The abuses, exploitation, bribery, fraud and money laundering work well… if nobody gets sniffed out or caught. Inevitably, they do. The surreal then goes spectacularly prime time.

Why do they do it? In a nutshell, it is the tribe's craze with fast cars, opulent jewellery, luxury timepieces, handbags, glitzy homes and weddings — a narcissistic hunger for money its members can't earn or spend on an honest salary.

Nevertheless, there is a hidden blessing: the narcissistic need to flaunt trappings of mindless wealth, especially on social media. This makes for easier detection, monitoring and possible arrest.

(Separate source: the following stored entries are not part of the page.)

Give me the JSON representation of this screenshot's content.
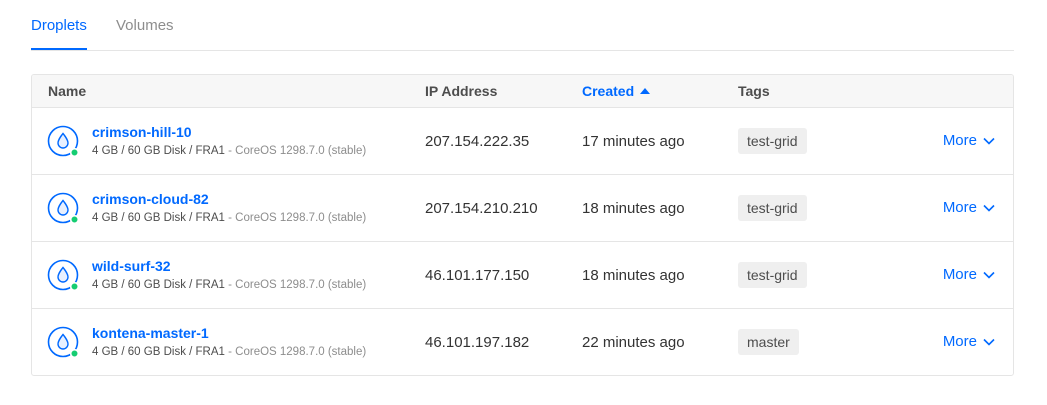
{
  "tabs": [
    {
      "label": "Droplets",
      "active": true
    },
    {
      "label": "Volumes",
      "active": false
    }
  ],
  "table": {
    "headers": {
      "name": "Name",
      "ip": "IP Address",
      "created": "Created",
      "tags": "Tags"
    },
    "sort": {
      "column": "created",
      "direction": "ascending"
    },
    "rows": [
      {
        "name": "crimson-hill-10",
        "specs": "4 GB / 60 GB Disk / FRA1",
        "os": " - CoreOS 1298.7.0 (stable)",
        "ip": "207.154.222.35",
        "created": "17 minutes ago",
        "tag": "test-grid",
        "more": "More",
        "status": "running"
      },
      {
        "name": "crimson-cloud-82",
        "specs": "4 GB / 60 GB Disk / FRA1",
        "os": " - CoreOS 1298.7.0 (stable)",
        "ip": "207.154.210.210",
        "created": "18 minutes ago",
        "tag": "test-grid",
        "more": "More",
        "status": "running"
      },
      {
        "name": "wild-surf-32",
        "specs": "4 GB / 60 GB Disk / FRA1",
        "os": " - CoreOS 1298.7.0 (stable)",
        "ip": "46.101.177.150",
        "created": "18 minutes ago",
        "tag": "test-grid",
        "more": "More",
        "status": "running"
      },
      {
        "name": "kontena-master-1",
        "specs": "4 GB / 60 GB Disk / FRA1",
        "os": " - CoreOS 1298.7.0 (stable)",
        "ip": "46.101.197.182",
        "created": "22 minutes ago",
        "tag": "master",
        "more": "More",
        "status": "running"
      }
    ]
  },
  "colors": {
    "accent": "#0069ff",
    "status_running": "#15cd72",
    "tag_bg": "#efefef"
  },
  "icons": {
    "droplet": "droplet-icon",
    "status": "status-dot-icon",
    "more": "chevron-down-icon",
    "sort": "sort-ascending-icon"
  }
}
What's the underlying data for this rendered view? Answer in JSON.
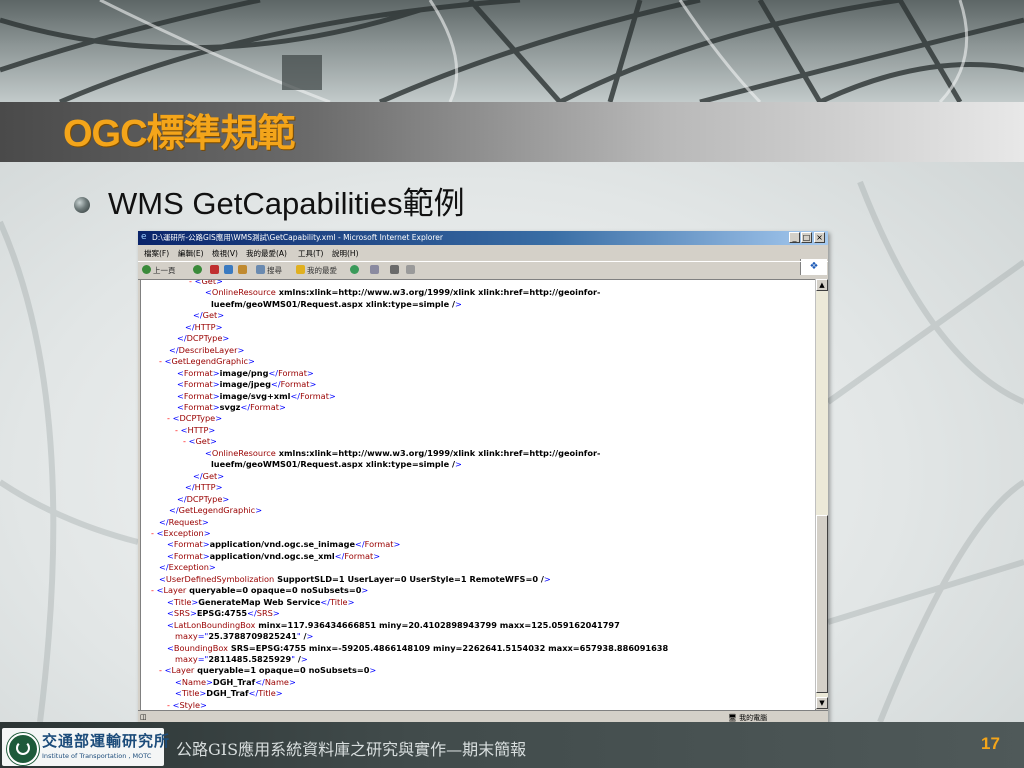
{
  "slide": {
    "title": "OGC標準規範",
    "bullet": "WMS GetCapabilities範例",
    "footer_text": "公路GIS應用系統資料庫之研究與實作—期末簡報",
    "page_number": "17",
    "org_name": "交通部運輸研究所",
    "org_sub": "Institute of Transportation , MOTC"
  },
  "browser": {
    "title": "D:\\運研所-公路GIS應用\\WMS測試\\GetCapability.xml - Microsoft Internet Explorer",
    "menu": [
      "檔案(F)",
      "編輯(E)",
      "檢視(V)",
      "我的最愛(A)",
      "工具(T)",
      "說明(H)"
    ],
    "toolbar": {
      "back": "上一頁",
      "search": "搜尋",
      "favorites": "我的最愛"
    },
    "status_zone": "我的電腦",
    "xml_lines": [
      "- <Get>",
      "<OnlineResource xmlns:xlink=\"http://www.w3.org/1999/xlink\" xlink:href=\"http://geoinfor-",
      "lueefm/geoWMS01/Request.aspx\" xlink:type=\"simple\" />",
      "</Get>",
      "</HTTP>",
      "</DCPType>",
      "</DescribeLayer>",
      "- <GetLegendGraphic>",
      "<Format>image/png</Format>",
      "<Format>image/jpeg</Format>",
      "<Format>image/svg+xml</Format>",
      "<Format>svgz</Format>",
      "- <DCPType>",
      "- <HTTP>",
      "- <Get>",
      "<OnlineResource xmlns:xlink=\"http://www.w3.org/1999/xlink\" xlink:href=\"http://geoinfor-",
      "lueefm/geoWMS01/Request.aspx\" xlink:type=\"simple\" />",
      "</Get>",
      "</HTTP>",
      "</DCPType>",
      "</GetLegendGraphic>",
      "</Request>",
      "- <Exception>",
      "<Format>application/vnd.ogc.se_inimage</Format>",
      "<Format>application/vnd.ogc.se_xml</Format>",
      "</Exception>",
      "<UserDefinedSymbolization SupportSLD=\"1\" UserLayer=\"0\" UserStyle=\"1\" RemoteWFS=\"0\" />",
      "- <Layer queryable=\"0\" opaque=\"0\" noSubsets=\"0\">",
      "<Title>GenerateMap Web Service</Title>",
      "<SRS>EPSG:4755</SRS>",
      "<LatLonBoundingBox minx=\"117.936434666851\" miny=\"20.4102898943799\" maxx=\"125.059162041797\"",
      "maxy=\"25.3788709825241\" />",
      "<BoundingBox SRS=\"EPSG:4755\" minx=\"-59205.4866148109\" miny=\"2262641.5154032\" maxx=\"657938.886091638\"",
      "maxy=\"2811485.5825929\" />",
      "- <Layer queryable=\"1\" opaque=\"0\" noSubsets=\"0\">",
      "<Name>DGH_Traf</Name>",
      "<Title>DGH_Traf</Title>",
      "- <Style>"
    ]
  }
}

In its revolting malleability, this corruption is common knowledge, banally (or sarcastically) understood as the "cost of doing business".

The alternative is nothing could be done, legally anyway. Well, think again. This so-called tacitness is at long-last extirpated, leading to high-powered showy raids, arrests, indictments, trials and convictions.

Feeble justifications to distract the crimes, including the allegedly odd pay-offs to a few big names, was pitched, but Transparency International's censure of our corruption index can't be dismissed as "unrepresentative of the true level of graft". It's still infuriating, especially when what we read, see, hear and experience are far worse. Pandora's Box has opened with a veritable cesspool of curses, punishing us in unaccountable numbers.

Despite the sinking feeling, there is an epiphany that, finally, justice is creaking forward to take down the jobbery. For present and future crooks, hear this: Whistleblowers stalk you and will continue risky exposes for as long as dirty hands pass hush money, and dirtier hands dip into the public kitty.